Egal, was du tust, es wird dir nicht leicht fallen, deshalb ist es ja so schwer anzufangen und eine Entscheidung zu treffen!

Mit dieser Realität musst du dich abfinden, der Realität kann man nicht für immer weglaufen.
Die Realität ist aber auch nichts, dem du hilflos ausgeliefert bist, wenn du ehrlich bist kannst du sie gestalten, begrenzt, aber in gewisser Hinsicht sicher.
Zum positiven hast du bestimmt schon einiges in deiner Realität verändert. Denke an deinen Job!
Das kannst du auch wieder schaffen.
Du musst nur den Anspruch an dich aufgeben, perfekt zu sein, denn dann braucht man erst gar nicht anzufangen, man wird immer scheitern.

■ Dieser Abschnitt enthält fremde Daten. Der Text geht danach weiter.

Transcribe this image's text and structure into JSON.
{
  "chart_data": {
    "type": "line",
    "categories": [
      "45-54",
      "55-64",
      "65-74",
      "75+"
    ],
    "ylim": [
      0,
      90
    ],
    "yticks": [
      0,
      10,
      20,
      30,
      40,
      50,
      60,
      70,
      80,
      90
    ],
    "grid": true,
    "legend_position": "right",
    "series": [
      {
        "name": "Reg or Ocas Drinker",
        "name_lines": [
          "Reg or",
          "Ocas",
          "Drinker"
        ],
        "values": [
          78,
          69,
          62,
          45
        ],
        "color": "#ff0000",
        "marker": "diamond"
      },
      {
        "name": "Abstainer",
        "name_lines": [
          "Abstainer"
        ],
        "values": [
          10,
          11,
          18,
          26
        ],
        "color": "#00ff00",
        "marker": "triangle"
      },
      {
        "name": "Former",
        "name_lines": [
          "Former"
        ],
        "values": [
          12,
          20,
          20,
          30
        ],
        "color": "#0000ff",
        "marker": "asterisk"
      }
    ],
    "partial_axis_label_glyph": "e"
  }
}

Setz dich mit deinen Fähigkeiten auseinander!
Such dir nichts was so schwer ist, dass du es nicht bewältigen kannst. Das ist ja auch eine Strategie von uns, damit wir nicht das Gefühl haben versagt zu haben.
"Das hätten auch andere nicht geschafft!"
Aber andere setzen sich realistische Ziele! Deshalb sind sie erfolgreich!

So nun bin ich am Ende meiner Weisheiten.
Falls du wissen willst, ob ich aus Erfahrung spreche?
Ich stehe noch am Anfang, aber auch der längste Weg beginnt bekanntlich mit dem ersten Schritt!

In diesem Sinne wünsche ich dir viel Erfolg und Glück bei deinen nächsten Schritten!